IoTの“ブラウンフィールド”を切り開く、「Azure Sphere」のアダプター型新製品IoTセキュリティ(1/2 ページ)

アットマークテクノが新製品「Cactusphere」のオンライン発表会を開催。マイクロソフトが展開するMCU搭載IoTデバイス向けセキュリティソリューション「Azure Sphere」を組み込んでおり、セキュリティ機能を持たない既存設備を即座にIoT化できることを特徴としている。

» 2020年06月24日 10時00分 公開
[朴尚洙MONOist]

 アットマークテクノは2020年6月23日、新製品「Cactusphere(カクタスフィア)」のオンライン発表会を開催した。マイクロソフトが展開するMCU搭載IoT(モノのインターネット)デバイス向けセキュリティソリューション「Azure Sphere」を組み込んでおり、セキュリティ機能を持たない既存設備を即座にIoT化できることを特徴としている。同年6月29日に発売予定で、価格(税別)は1台当たり1万7900円から。

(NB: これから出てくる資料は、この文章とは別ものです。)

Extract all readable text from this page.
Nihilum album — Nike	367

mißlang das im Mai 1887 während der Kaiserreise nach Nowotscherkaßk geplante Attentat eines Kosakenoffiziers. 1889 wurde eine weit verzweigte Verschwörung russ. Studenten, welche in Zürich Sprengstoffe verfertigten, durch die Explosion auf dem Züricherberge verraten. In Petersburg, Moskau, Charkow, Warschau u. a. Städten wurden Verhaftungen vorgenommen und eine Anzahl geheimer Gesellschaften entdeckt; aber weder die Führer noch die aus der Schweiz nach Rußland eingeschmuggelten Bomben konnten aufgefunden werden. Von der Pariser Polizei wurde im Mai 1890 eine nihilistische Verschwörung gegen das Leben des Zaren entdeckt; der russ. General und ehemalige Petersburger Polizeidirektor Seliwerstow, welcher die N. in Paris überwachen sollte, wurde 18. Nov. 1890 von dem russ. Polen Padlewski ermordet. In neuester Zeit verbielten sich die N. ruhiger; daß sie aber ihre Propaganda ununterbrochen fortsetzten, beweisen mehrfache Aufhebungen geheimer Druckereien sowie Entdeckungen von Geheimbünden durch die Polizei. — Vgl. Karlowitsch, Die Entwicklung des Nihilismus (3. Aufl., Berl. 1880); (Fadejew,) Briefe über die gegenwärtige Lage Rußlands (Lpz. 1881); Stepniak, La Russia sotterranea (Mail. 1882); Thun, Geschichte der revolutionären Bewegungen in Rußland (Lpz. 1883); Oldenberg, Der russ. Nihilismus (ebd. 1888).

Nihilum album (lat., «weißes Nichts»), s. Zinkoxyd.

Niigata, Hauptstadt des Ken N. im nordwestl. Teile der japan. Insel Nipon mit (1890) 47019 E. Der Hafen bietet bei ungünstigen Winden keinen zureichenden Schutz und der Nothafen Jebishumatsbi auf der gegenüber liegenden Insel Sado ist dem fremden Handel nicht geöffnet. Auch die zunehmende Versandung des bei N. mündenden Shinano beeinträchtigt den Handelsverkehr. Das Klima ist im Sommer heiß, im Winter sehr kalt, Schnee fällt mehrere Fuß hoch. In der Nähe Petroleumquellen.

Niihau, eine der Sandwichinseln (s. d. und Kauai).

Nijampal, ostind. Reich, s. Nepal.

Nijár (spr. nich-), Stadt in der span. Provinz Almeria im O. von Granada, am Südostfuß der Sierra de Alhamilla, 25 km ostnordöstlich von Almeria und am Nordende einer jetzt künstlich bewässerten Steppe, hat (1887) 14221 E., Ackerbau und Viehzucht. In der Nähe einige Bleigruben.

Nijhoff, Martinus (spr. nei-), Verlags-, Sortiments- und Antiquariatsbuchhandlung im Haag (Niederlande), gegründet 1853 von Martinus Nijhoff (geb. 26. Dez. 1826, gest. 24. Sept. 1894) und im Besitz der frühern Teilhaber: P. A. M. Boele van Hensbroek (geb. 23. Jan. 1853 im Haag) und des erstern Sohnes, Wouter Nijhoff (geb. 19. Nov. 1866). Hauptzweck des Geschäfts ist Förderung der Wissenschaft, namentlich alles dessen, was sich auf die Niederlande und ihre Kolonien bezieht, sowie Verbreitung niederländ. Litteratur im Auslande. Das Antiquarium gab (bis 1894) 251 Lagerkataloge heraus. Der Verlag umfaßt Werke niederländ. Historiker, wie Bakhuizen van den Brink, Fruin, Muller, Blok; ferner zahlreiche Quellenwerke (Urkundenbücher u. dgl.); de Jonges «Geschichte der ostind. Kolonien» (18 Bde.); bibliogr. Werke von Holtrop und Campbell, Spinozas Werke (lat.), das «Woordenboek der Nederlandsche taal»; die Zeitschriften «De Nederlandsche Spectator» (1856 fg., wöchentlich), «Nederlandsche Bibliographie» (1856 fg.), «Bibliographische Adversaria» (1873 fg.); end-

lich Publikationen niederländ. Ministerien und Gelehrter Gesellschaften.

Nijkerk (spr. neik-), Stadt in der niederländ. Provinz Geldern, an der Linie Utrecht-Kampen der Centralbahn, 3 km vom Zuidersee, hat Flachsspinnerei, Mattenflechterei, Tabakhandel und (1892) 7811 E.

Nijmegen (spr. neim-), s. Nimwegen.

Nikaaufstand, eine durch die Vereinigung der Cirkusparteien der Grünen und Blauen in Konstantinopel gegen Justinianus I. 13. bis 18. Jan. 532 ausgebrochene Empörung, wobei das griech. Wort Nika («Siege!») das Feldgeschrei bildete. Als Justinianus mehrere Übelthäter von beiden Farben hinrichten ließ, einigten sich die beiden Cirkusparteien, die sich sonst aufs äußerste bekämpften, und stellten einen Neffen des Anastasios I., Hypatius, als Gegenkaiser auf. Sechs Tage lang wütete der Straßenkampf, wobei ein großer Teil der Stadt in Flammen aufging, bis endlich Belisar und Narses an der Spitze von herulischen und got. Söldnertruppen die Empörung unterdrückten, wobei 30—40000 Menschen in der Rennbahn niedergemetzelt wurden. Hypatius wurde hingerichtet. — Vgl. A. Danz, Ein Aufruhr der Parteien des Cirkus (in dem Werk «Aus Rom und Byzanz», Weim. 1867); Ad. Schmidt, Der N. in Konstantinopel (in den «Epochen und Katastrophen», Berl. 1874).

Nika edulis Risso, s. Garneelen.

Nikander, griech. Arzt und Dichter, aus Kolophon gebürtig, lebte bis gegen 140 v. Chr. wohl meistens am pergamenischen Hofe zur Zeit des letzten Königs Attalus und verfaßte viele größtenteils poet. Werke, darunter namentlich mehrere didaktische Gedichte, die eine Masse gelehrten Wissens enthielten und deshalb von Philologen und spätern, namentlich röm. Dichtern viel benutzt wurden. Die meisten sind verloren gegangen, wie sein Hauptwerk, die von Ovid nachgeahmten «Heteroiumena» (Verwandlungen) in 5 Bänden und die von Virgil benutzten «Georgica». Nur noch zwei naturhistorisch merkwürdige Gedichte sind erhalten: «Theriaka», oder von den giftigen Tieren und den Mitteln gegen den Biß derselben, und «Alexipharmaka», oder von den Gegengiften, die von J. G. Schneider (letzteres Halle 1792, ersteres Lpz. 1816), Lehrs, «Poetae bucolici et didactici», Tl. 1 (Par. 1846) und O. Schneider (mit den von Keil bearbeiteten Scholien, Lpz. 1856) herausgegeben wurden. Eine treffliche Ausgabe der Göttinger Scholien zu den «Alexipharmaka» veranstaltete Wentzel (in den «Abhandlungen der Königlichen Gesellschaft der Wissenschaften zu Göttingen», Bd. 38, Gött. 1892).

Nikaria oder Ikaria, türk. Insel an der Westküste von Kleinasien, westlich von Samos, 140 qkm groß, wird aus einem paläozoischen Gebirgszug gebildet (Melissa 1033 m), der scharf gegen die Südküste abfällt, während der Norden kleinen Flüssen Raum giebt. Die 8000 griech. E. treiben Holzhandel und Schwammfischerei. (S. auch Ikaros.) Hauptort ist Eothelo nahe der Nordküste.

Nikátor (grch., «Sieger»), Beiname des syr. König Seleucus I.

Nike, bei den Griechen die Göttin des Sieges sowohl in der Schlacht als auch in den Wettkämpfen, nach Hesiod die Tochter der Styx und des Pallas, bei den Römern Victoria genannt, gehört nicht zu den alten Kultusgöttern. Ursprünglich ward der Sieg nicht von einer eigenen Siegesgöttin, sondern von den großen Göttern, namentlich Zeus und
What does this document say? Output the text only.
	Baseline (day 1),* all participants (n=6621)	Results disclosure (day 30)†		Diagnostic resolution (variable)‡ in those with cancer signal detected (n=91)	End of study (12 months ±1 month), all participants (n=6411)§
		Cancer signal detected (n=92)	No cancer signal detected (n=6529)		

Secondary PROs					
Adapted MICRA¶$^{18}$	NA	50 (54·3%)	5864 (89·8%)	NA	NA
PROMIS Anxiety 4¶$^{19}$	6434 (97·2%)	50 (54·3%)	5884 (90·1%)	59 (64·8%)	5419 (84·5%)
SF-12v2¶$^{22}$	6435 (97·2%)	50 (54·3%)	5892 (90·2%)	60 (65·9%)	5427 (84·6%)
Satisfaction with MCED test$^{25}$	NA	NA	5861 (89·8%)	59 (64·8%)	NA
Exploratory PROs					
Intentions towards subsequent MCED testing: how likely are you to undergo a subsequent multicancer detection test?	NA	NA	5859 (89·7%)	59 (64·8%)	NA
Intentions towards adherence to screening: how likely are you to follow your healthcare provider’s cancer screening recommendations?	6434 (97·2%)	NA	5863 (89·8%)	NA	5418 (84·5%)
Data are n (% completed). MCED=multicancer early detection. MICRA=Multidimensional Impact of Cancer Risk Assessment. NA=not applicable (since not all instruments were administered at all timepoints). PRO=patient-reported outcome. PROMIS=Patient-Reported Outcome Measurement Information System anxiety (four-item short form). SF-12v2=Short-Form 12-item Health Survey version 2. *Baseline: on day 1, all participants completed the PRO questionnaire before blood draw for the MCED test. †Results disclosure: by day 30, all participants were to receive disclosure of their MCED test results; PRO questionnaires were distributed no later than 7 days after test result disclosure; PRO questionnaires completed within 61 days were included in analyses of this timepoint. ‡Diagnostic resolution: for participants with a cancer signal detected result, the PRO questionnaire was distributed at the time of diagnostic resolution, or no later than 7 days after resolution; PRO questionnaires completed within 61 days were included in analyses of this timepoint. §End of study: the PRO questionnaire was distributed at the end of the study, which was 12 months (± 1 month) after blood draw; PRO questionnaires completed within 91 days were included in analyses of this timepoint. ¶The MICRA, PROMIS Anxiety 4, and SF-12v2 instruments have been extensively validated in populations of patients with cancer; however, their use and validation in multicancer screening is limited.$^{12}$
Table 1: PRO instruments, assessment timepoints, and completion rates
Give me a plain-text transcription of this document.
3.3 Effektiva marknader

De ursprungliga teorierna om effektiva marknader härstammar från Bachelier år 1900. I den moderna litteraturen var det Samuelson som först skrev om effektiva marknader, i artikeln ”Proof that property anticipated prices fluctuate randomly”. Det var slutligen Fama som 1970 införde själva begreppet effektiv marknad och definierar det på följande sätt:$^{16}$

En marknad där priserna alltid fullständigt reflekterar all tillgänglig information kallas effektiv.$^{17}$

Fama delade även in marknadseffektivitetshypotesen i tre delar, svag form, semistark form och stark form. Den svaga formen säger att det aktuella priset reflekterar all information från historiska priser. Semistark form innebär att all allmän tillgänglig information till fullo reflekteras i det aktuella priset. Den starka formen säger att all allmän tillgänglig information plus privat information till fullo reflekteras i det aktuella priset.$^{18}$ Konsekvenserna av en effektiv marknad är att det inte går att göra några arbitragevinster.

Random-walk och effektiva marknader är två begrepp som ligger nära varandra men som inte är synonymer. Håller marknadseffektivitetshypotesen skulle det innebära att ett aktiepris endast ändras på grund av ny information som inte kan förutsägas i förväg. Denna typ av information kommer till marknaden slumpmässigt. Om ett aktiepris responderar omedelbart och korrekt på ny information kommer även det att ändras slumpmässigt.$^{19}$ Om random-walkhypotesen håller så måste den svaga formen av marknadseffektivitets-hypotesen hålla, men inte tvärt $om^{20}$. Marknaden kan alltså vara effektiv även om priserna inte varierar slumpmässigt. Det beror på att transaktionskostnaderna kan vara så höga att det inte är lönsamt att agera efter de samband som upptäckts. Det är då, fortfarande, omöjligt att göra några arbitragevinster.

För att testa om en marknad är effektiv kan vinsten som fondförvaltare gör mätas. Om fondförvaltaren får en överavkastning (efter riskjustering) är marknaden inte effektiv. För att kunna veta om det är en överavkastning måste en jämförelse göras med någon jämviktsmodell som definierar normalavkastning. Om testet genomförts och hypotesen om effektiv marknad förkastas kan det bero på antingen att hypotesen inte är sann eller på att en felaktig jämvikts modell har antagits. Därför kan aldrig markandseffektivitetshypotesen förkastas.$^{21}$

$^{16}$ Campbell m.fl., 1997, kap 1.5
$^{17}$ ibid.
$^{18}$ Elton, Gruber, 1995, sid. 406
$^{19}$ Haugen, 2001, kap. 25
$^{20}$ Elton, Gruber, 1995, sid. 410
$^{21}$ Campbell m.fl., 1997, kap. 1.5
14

「Azure Sphere」を搭載するIoTアダプター「Cactusphere」 「Azure Sphere」を搭載するIoTアダプター「Cactusphere」(クリックで拡大) 出典:アットマークテクノ

 Cactusphereは、Azure Sphereに準拠する専用チップ「Azure Sphere MCU」としてメディアテック(MediaTek)が開発した「MT3620」を搭載するIoTアダプターだ。通信機能やセキュリティ機能を持たない既存の設備や機器に接続することで、その制御データなどをクラウドに収集、蓄積し、見える化や分析などを行えるようにする。

 外形寸法は幅71.1×長さ90×奥行32.2mmで、35mmDINレールに固定できるようになっている。ネットワーク接続は、2.4GHzと5GHzに対応したWi-Fiとイーサネットを利用できる。最初に出荷する接点入力モデルは、4チャネルのフォトカプラ絶縁入力を持ち、約100Hzまでのパルスカウンタ機能も備える。

「Cactusphere」の外観「Cactusphere」の外観 「Cactusphere」の外観。電源系統も、DC入力の他、PoE対応のイーサネット、microUSBインタフェースの3つを用意している(クリックで拡大) 出典:アットマークテクノ

 ハードウェア面ではほぼ機能が固定されているが、ソフトウェアについてはカスタマイズが可能だ。ダッシュボードなどによるデータの可視化は、マイクロソフトのクラウド「Azure」の「IoT Central」とアットマークテクノがGitHubで公開しているテンプレートの組み合わせで可能になる。Azureの「IoT Hub」を使えば、クラウド側でのデータ処理や分析などIoT Centralだけでは難しい機能も開発できる。さらに、GitHubで公開されているデバイスのソースコードを用いれば、Cactusphere内部でのデータ処理なども行えるようになる。

「Cactusphere」のカスタマイズ 「Cactusphere」のカスタマイズ(クリックで拡大) 出典:アットマークテクノ

 既存設備のデータを取得するインタフェースとしては、接点入力、RS485、アナログ入力などを想定しており、まずは4チャネル接点入力モデルを2020年6月29日に発売する。以降、同年7月にイーサネットがPoE(Power over Ethernet)に対応する4チャネル接点入力、8月にRS485モデル、10月に4チャネルアナログ入力モデル、12月に4チャネル接点出力モデルを投入する計画だ。

ラインアップと価格発売時期 「Cactusphere」のラインアップと価格(左)、発売時期(右)(クリックで拡大) 出典:アットマークテクノ

 また、Cactusphereの発売に合わせて、先着50人限定の特典として、大阪自動電機のフットスイッチ「OFL-S-P2B」1台と、SYNTEX TECHのマグネットセンサー「SPS-320」2台を添付するという。